Person re-identification is a standard component of multi-camera surveillance systems. Particularly in scenarios in which the longterm behaviour of persons must be characterized, accurate re-identification is essential. In realistic, wide-area surveillance scenarios such as airports, metro and train stations, re-identification systems should be capable of robustly associating a unique identity with hundreds, if not thousands, of individual observations collected from a distributed network of very many sensors.
Traditionally, re-identification scenarios are defined in terms of a set of gallery images of a number of known individuals and a set of test images to be re-identified. For each test image or group of test images of an unknown person, the goal of re-identification is to return a ranked list of individuals from the gallery.
Configurations of the re-identification problem are generally classified according to how much group structure is available in the gallery and test image sets. In a single-shot image set there is no grouping information available. Though there might be multiple images of an individual, there is no knowledge of which images correspond to that person. In a multi-shot image set, on the other hand, there is explicit grouping information available. That is, it is known which images correspond to the same individual.

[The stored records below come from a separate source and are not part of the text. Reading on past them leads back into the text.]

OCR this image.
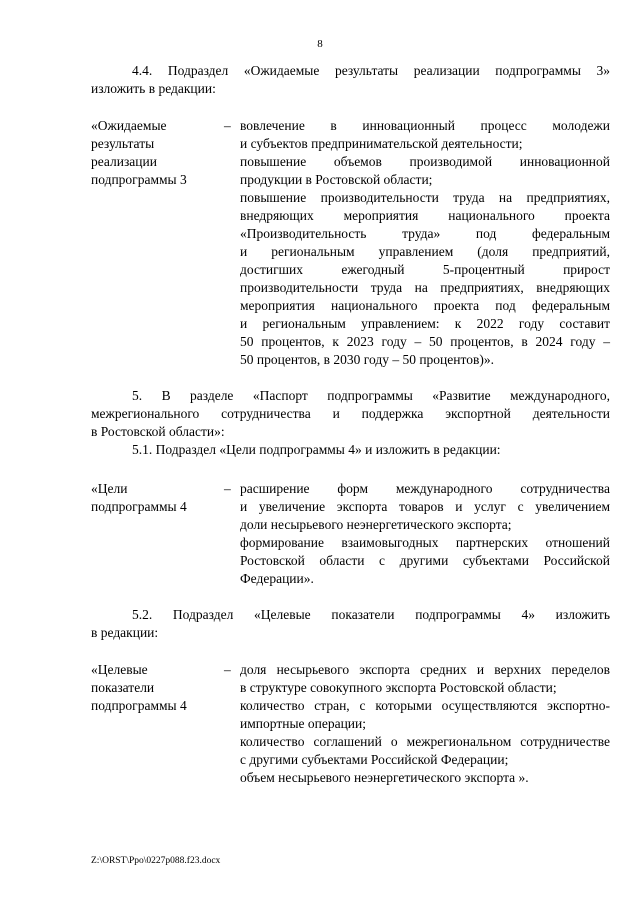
8
4.4. Подраздел «Ожидаемые результаты реализации подпрограммы 3»
изложить в редакции:
«Ожидаемые
результаты
реализации
подпрограммы 3
– вовлечение в инновационный процесс молодежи
и субъектов предпринимательской деятельности;
повышение объемов производимой инновационной
продукции в Ростовской области;
повышение производительности труда на предприятиях,
внедряющих мероприятия национального проекта
«Производительность труда» под федеральным
и региональным управлением (доля предприятий,
достигших ежегодный 5-процентный прирост
производительности труда на предприятиях, внедряющих
мероприятия национального проекта под федеральным
и региональным управлением: к 2022 году составит
50 процентов, к 2023 году – 50 процентов, в 2024 году –
50 процентов, в 2030 году – 50 процентов)».
5. В разделе «Паспорт подпрограммы «Развитие международного,
межрегионального сотрудничества и поддержка экспортной деятельности
в Ростовской области»:
5.1. Подраздел «Цели подпрограммы 4» и изложить в редакции:
«Цели
подпрограммы 4
– расширение форм международного сотрудничества
и увеличение экспорта товаров и услуг с увеличением
доли несырьевого неэнергетического экспорта;
формирование взаимовыгодных партнерских отношений
Ростовской области с другими субъектами Российской
Федерации».
5.2. Подраздел «Целевые показатели подпрограммы 4» изложить
в редакции:
«Целевые
показатели
подпрограммы 4
– доля несырьевого экспорта средних и верхних переделов
в структуре совокупного экспорта Ростовской области;
количество стран, с которыми осуществляются экспортно-
импортные операции;
количество соглашений о межрегиональном сотрудничестве
с другими субъектами Российской Федерации;
объем несырьевого неэнергетического экспорта ».
Z:\ORST\Ppo\0227p088.f23.docx
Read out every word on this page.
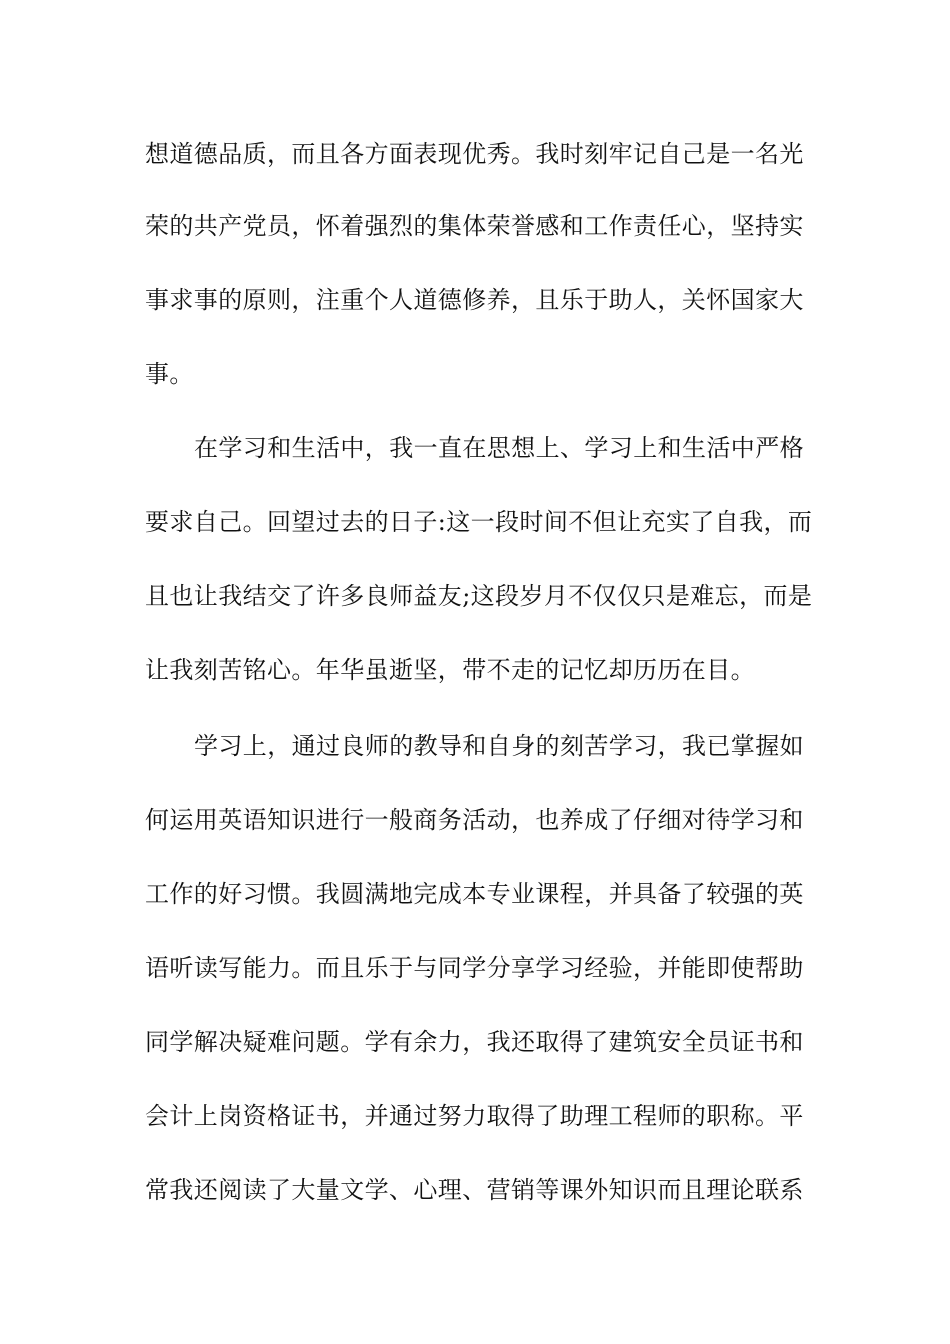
想道德品质，而且各方面表现优秀。我时刻牢记自己是一名光
荣的共产党员，怀着强烈的集体荣誉感和工作责任心，坚持实
事求事的原则，注重个人道德修养，且乐于助人，关怀国家大
事。
在学习和生活中，我一直在思想上、学习上和生活中严格
要求自己。回望过去的日子:这一段时间不但让充实了自我，而
且也让我结交了许多良师益友;这段岁月不仅仅只是难忘，而是
让我刻苦铭心。年华虽逝坚，带不走的记忆却历历在目。
学习上，通过良师的教导和自身的刻苦学习，我已掌握如
何运用英语知识进行一般商务活动，也养成了仔细对待学习和
工作的好习惯。我圆满地完成本专业课程，并具备了较强的英
语听读写能力。而且乐于与同学分享学习经验，并能即使帮助
同学解决疑难问题。学有余力，我还取得了建筑安全员证书和
会计上岗资格证书，并通过努力取得了助理工程师的职称。平
常我还阅读了大量文学、心理、营销等课外知识而且理论联系
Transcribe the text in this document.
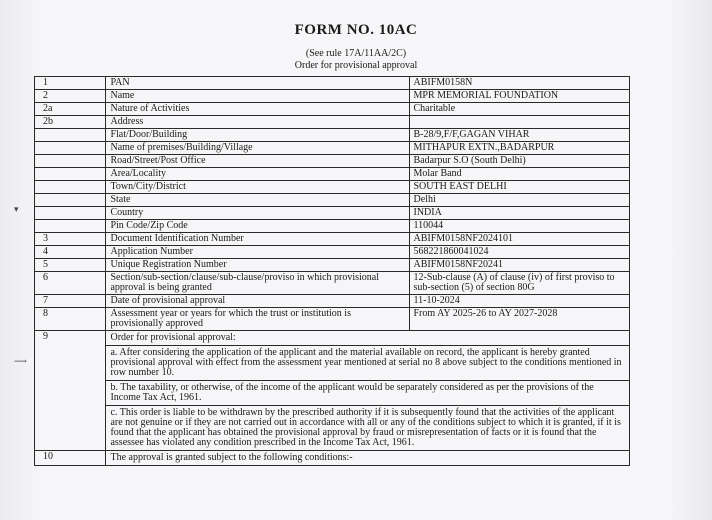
FORM NO. 10AC
(See rule 17A/11AA/2C)
Order for provisional approval
▾
⟶
1	PAN	ABIFM0158N
2	Name	MPR MEMORIAL FOUNDATION
2a	Nature of Activities	Charitable
2b	Address	
	Flat/Door/Building	B-28/9,F/F,GAGAN VIHAR
	Name of premises/Building/Village	MITHAPUR EXTN.,BADARPUR
	Road/Street/Post Office	Badarpur S.O (South Delhi)
	Area/Locality	Molar Band
	Town/City/District	SOUTH EAST DELHI
	State	Delhi
	Country	INDIA
	Pin Code/Zip Code	110044
3	Document Identification Number	ABIFM0158NF2024101
4	Application Number	568221860041024
5	Unique Registration Number	ABIFM0158NF20241
6	Section/sub-section/clause/sub-clause/proviso in which provisional approval is being granted	12-Sub-clause (A) of clause (iv) of first proviso to sub-section (5) of section 80G
7	Date of provisional approval	11-10-2024
8	Assessment year or years for which the trust or institution is provisionally approved	From AY 2025-26 to AY 2027-2028
9	Order for provisional approval:	
	a. After considering the application of the applicant and the material available on record, the applicant is hereby granted provisional approval with effect from the assessment year mentioned at serial no 8 above subject to the conditions mentioned in row number 10.	
	b. The taxability, or otherwise, of the income of the applicant would be separately considered as per the provisions of the Income Tax Act, 1961.	
	c. This order is liable to be withdrawn by the prescribed authority if it is subsequently found that the activities of the applicant are not genuine or if they are not carried out in accordance with all or any of the conditions subject to which it is granted, if it is found that the applicant has obtained the provisional approval by fraud or misrepresentation of facts or it is found that the assessee has violated any condition prescribed in the Income Tax Act, 1961.	
10	The approval is granted subject to the following conditions:-	
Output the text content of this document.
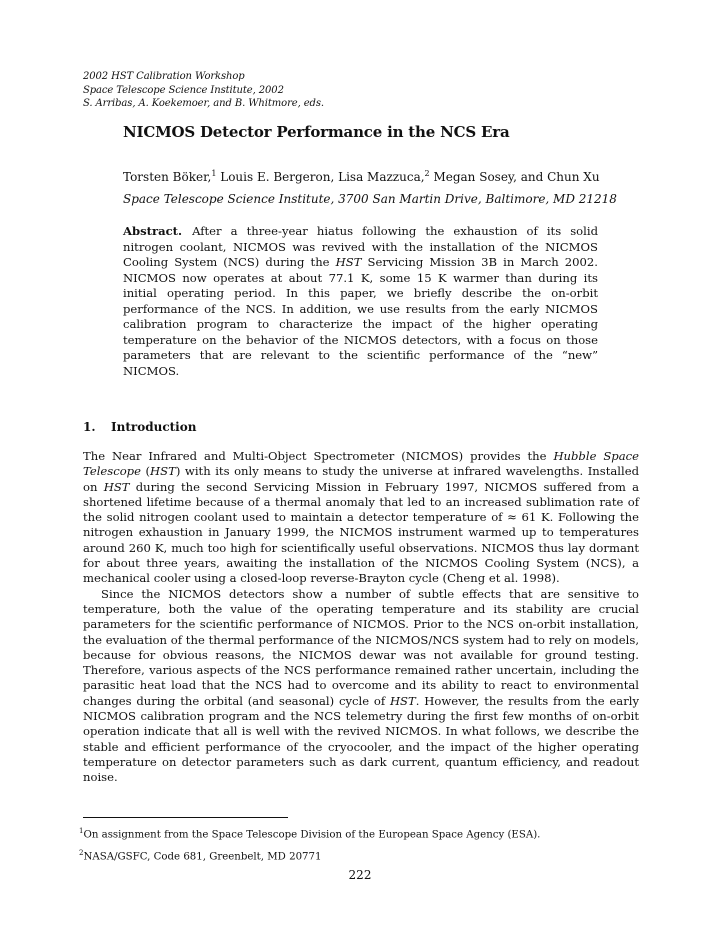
2002 HST Calibration Workshop
Space Telescope Science Institute, 2002
S. Arribas, A. Koekemoer, and B. Whitmore, eds.
NICMOS Detector Performance in the NCS Era
Torsten Böker,$^1$ Louis E. Bergeron, Lisa Mazzuca,$^2$ Megan Sosey, and Chun Xu
Space Telescope Science Institute, 3700 San Martin Drive, Baltimore, MD 21218
Abstract. After a three-year hiatus following the exhaustion of its solid nitrogen coolant, NICMOS was revived with the installation of the NICMOS Cooling System (NCS) during the HST Servicing Mission 3B in March 2002. NICMOS now operates at about 77.1 K, some 15 K warmer than during its initial operating period. In this paper, we briefly describe the on-orbit performance of the NCS. In addition, we use results from the early NICMOS calibration program to characterize the impact of the higher operating temperature on the behavior of the NICMOS detectors, with a focus on those parameters that are relevant to the scientific performance of the “new” NICMOS.
1. Introduction

The Near Infrared and Multi-Object Spectrometer (NICMOS) provides the Hubble Space Telescope (HST) with its only means to study the universe at infrared wavelengths. Installed on HST during the second Servicing Mission in February 1997, NICMOS suffered from a shortened lifetime because of a thermal anomaly that led to an increased sublimation rate of the solid nitrogen coolant used to maintain a detector temperature of ≈ 61 K. Following the nitrogen exhaustion in January 1999, the NICMOS instrument warmed up to temperatures around 260 K, much too high for scientifically useful observations. NICMOS thus lay dormant for about three years, awaiting the installation of the NICMOS Cooling System (NCS), a mechanical cooler using a closed-loop reverse-Brayton cycle (Cheng et al. 1998).

Since the NICMOS detectors show a number of subtle effects that are sensitive to temperature, both the value of the operating temperature and its stability are crucial parameters for the scientific performance of NICMOS. Prior to the NCS on-orbit installation, the evaluation of the thermal performance of the NICMOS/NCS system had to rely on models, because for obvious reasons, the NICMOS dewar was not available for ground testing. Therefore, various aspects of the NCS performance remained rather uncertain, including the parasitic heat load that the NCS had to overcome and its ability to react to environmental changes during the orbital (and seasonal) cycle of HST. However, the results from the early NICMOS calibration program and the NCS telemetry during the first few months of on-orbit operation indicate that all is well with the revived NICMOS. In what follows, we describe the stable and efficient performance of the cryocooler, and the impact of the higher operating temperature on detector parameters such as dark current, quantum efficiency, and readout noise.

$^1$On assignment from the Space Telescope Division of the European Space Agency (ESA).
$^2$NASA/GSFC, Code 681, Greenbelt, MD 20771
222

While such characterizations of re-identification scenarios are useful for establishing benchmarks and standardized datasets for experimentation on the discriminative power of descriptors for person re-identification, they are not particularly realistic with respect to many real-world application scenarios. In video surveillance scenarios, it is more common to have many unlabelled test images to re-identify and only a few gallery images available.
Another unrealistic aspect of traditional person re-identification is its formulation as a retrieval problem. In most video surveillance applications, the accuracy of re-identification at Rank-1 is the most critical metric and higher ranks are of much less interest.
Based on these observations, we have developed a generalization of person re-identification which we call identity inference. The identity inference formulation is expressive enough to represent existing single- and multi-shot scenarios, while at the same time also modelling a larger class of problems not discussed in the literature.
In particular, we demonstrate how identity inference models problems where only a few labelled examples are available, but where identities must be inferred for very many unlabelled images. In addition to describing identity inference problems, our formalism is also useful for precisely specifying the various multi- and single-shot re-identification modalities in the literature.
We show how a Conditional Random Field (CRF) can then be used to efficiently and accurately solve a broad range of identity inference problems, including existing person re-identification scenarios as well as more difficult tasks involving very many test images. The key aspect of our approach is to constraints the identity labelling process through local similarity constraints of all available images.